Para aproximadamente uma em cada cem pessoas, alimentos contendo até mesmo pequenas quantidades de glúten podem causar sérios problemas intestinais. A doença celíaca, na essência, é um distúrbio autoimune desencadeado pela presença de um grupo de proteínas estruturais conhecidas como glúten nos intestinos.
Embora uma cascata de reações imunológicas possa ser rastreada até suas raízes genéticas, vários fatores contribuintes também estão envolvidos, tornando difícil mapear a cadeia precisa de eventos que causam uma reação ao glúten.
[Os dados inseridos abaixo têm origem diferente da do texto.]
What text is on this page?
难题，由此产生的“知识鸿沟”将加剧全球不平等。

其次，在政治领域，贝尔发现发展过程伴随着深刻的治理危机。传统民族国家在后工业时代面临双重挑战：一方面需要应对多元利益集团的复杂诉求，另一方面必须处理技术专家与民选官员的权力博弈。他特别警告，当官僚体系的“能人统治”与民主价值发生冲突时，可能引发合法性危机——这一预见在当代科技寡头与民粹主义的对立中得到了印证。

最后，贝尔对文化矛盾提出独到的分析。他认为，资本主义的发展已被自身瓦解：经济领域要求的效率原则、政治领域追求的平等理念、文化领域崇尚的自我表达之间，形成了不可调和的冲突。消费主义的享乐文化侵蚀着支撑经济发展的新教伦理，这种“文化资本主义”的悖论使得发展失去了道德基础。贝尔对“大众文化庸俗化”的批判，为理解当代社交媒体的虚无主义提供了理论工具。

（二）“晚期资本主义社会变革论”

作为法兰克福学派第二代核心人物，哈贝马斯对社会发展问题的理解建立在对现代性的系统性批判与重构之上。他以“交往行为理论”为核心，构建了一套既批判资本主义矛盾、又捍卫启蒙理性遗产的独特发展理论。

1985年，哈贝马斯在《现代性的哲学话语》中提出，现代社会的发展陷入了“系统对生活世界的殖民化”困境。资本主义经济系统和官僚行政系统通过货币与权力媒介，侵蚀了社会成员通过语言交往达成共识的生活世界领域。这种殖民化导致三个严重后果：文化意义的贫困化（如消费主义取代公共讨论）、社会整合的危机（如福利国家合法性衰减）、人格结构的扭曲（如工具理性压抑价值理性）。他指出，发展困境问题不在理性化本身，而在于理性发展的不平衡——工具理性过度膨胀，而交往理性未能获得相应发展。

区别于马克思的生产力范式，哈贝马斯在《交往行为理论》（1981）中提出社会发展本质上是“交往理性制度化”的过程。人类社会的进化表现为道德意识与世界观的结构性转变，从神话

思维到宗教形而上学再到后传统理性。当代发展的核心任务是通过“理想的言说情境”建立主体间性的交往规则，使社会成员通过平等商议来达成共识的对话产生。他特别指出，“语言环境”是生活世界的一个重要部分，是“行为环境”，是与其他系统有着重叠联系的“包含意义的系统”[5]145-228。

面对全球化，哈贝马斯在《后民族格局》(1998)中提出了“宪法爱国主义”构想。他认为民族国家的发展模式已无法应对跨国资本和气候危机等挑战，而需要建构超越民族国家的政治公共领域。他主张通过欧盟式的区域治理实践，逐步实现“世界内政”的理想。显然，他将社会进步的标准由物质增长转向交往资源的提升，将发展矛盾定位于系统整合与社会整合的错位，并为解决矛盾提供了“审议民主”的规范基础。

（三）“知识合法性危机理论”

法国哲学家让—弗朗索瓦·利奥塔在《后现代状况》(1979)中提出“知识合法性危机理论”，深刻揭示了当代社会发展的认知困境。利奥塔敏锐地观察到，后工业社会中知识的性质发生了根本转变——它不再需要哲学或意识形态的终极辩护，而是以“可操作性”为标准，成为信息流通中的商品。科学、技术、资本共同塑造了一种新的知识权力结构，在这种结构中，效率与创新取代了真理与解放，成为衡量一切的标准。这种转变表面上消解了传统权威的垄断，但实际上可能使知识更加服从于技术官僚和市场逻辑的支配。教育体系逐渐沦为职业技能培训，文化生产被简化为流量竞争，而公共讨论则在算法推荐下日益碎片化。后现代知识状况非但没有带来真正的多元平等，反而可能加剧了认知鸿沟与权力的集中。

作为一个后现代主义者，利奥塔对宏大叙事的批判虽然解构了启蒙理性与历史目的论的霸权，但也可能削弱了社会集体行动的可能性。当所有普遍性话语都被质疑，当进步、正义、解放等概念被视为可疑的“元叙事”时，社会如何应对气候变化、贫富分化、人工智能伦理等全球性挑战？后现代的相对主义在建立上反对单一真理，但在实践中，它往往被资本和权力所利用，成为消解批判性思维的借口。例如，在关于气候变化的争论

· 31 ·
Consumir praticamente qualquer alimento feito com trigo, cevada ou centeio – ou seja, a maioria dos produtos assados, pães e massas – coloca as pessoas com a doença em risco de inchaço, dor, diarreia, constipação e, às vezes, refluxo e vômitos. Atualmente, a única maneira de evitar os sintomas é evitar os alimentos que os desencadeiam. “A única maneira de tratar a doença celíaca hoje é eliminando completamente o glúten da dieta”, afirma a gastroenterologista da McMaster Elena Verdu em entrevista. “Isso é difícil de fazer, e os especialistas concordam que uma dieta sem glúten é insuficiente.”
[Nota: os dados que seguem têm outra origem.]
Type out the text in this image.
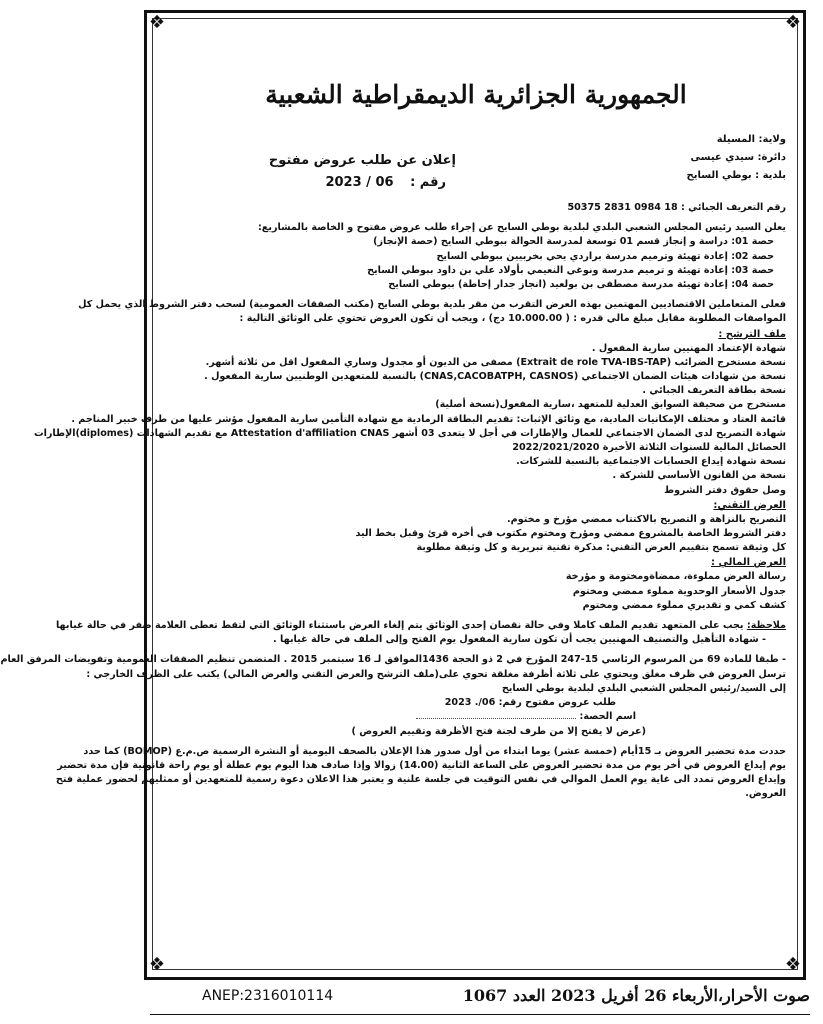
❖	❖
❖	❖
الجمهورية الجزائرية الديمقراطية الشعبية
ولاية: المسيلة
دائرة: سيدي عيسى
بلدية : بوطي السايح
إعلان عن طلب عروض مفتوح
رقم : 06 / 2023
رقم التعريف الجبائي : 18 0984 2831 50375
يعلن السيد رئيس المجلس الشعبي البلدي لبلدية بوطي السايح عن إجراء طلب عروض مفتوح و الخاصة بالمشاريع:
حصة 01: دراسة و إنجاز قسم 01 توسعة لمدرسة الحوالة ببوطي السايح (حصة الإنجاز)
حصة 02: إعادة تهيئة وترميم مدرسة براردي يحي بخربيين ببوطي السايح
حصة 03: إعادة تهيئة و ترميم مدرسة ونوغي النعيمي بأولاد علي بن داود ببوطي السايح
حصة 04: إعادة تهيئة مدرسة مصطفى بن بولعيد (انجاز جدار إحاطة) ببوطي السايح
فعلى المتعاملين الاقتصاديين المهتمين بهذه العرض التقرب من مقر بلدية بوطي السايح (مكتب الصفقات العمومية) لسحب دفتر الشروط الذي يحمل كل
المواصفات المطلوبة مقابل مبلغ مالي قدره : ( 10.000.00 دج) ، ويجب أن تكون العروض تحتوي على الوثائق التالية :
ملف الترشح :
شهادة الإعتماد المهنيين سارية المفعول .
نسخة مستخرج الضرائب (Extrait de role TVA-IBS-TAP) مصفى من الديون أو مجدول وساري المفعول اقل من ثلاثة أشهر.
نسخة من شهادات هيئات الضمان الاجتماعي (CNAS,CACOBATPH, CASNOS) بالنسبة للمتعهدين الوطنيين سارية المفعول .
نسخة بطاقة التعريف الجبائي .
مستخرج من صحيفة السوابق العدلية للمتعهد ،سارية المفعول(نسخة أصلية)
قائمة العتاد و مختلف الإمكانيات المادية، مع وثائق الإثبات: تقديم البطاقة الرمادية مع شهادة التأمين سارية المفعول مؤشر عليها من طرف خبير المناجم .
شهادة التصريح لدى الضمان الاجتماعي للعمال والإطارات في أجل لا يتعدى 03 أشهر Attestation d'affiliation CNAS مع تقديم الشهادات (diplomes)الإطارات
الحصائل المالية للسنوات الثلاثة الأخيرة 2022/2021/2020
نسخة شهادة إيداع الحسابات الاجتماعية بالنسبة للشركات.
نسخة من القانون الأساسي للشركة .
وصل حقوق دفتر الشروط
العرض التقني:
التصريح بالنزاهة و التصريح بالاكتتاب ممضي مؤرخ و مختوم.
دفتر الشروط الخاصة بالمشروع ممضي ومؤرخ ومختوم مكتوب في أخره قرئ وقبل بخط اليد
كل وثيقة تسمح بتقييم العرض التقني: مذكرة تقنية تبريرية و كل وثيقة مطلوبة
العرض المالي :
رسالة العرض مملوءة، ممضاةومختومة و مؤرخة
جدول الأسعار الوحدوية مملوء ممضي ومختوم
كشف كمي و تقديري مملوء ممضي ومختوم
ملاحظة: يجب على المتعهد تقديم الملف كاملا وفي حالة نقصان إحدى الوثائق يتم إلغاء العرض باستثناء الوثائق التي لتقط تعطى العلامة صفر في حالة غيابها
- شهادة التأهيل والتصنيف المهنيين يجب أن تكون سارية المفعول يوم الفتح وإلى الملف في حالة غيابها .
- طبقا للمادة 69 من المرسوم الرئاسي 15-247 المؤرخ في 2 ذو الحجة 1436الموافق لـ 16 سبتمبر 2015 . المتضمن تنظيم الصفقات العمومية وتفويضات المرفق العام
ترسل العروض في ظرف مغلق ويحتوي على ثلاثة أظرفة مغلقة تحوي على(ملف الترشح والعرض التقني والعرض المالي) يكتب على الظرف الخارجي :
إلى السيد/رئيس المجلس الشعبي البلدي لبلدية بوطي السايح
طلب عروض مفتوح رقم: 06/. 2023
اسم الحصة:
(عرض لا يفتح إلا من طرف لجنة فتح الأظرفة وتقييم العروض )
حددت مدة تحضير العروض بـ 15أيام (خمسة عشر) يوما ابتداء من أول صدور هذا الإعلان بالصحف اليومية أو النشرة الرسمية ص.م.ع (BOMOP) كما حدد
يوم إيداع العروض في أخر يوم من مدة تحضير العروض على الساعة الثانية (14.00) زوالا وإذا صادف هذا اليوم يوم عطلة أو يوم راحة قانونية فإن مدة تحضير
وإيداع العروض تمدد الى غاية يوم العمل الموالي في نفس التوقيت في جلسة علنية و يعتبر هذا الاعلان دعوة رسمية للمتعهدين أو ممثليهم لحضور عملية فتح
العروض.
صوت الأحرار،الأربعاء 26 أفريل 2023 العدد 1067
ANEP:2316010114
Cerca de 90% das pessoas diagnosticadas com a doença carregam um par de genes que codificam uma proteína chamada HLA-DQ2.5. Dos 10% restantes, a maioria possui uma proteína semelhante chamada HLA-DQ8. Como outros tipos de proteínas ‘HLA’ (ou antígeno leucocitário humano), essas proteínas retêm fragmentos de invasores como troféus em uma classe de células imunológicas, alertando outros tecidos defensivos.
No caso específico das proteínas HLA-DQ2.5 e HLA-DQ8, elas são moldadas para reter pedaços de peptídeo de glúten resistentes à digestão, instruindo os linfócitos T a atacá-los. Infelizmente, essas instruções não são claras o suficiente para distinguir entre uma ameaça e materiais semelhantes em nosso corpo, o que significa que aqueles com os genes correm o risco de várias condições autoimunes. Nem todos que expressam HLA-DQ2.5 ou HLA-DQ8 desenvolverão um distúrbio imunológico como a doença celíaca.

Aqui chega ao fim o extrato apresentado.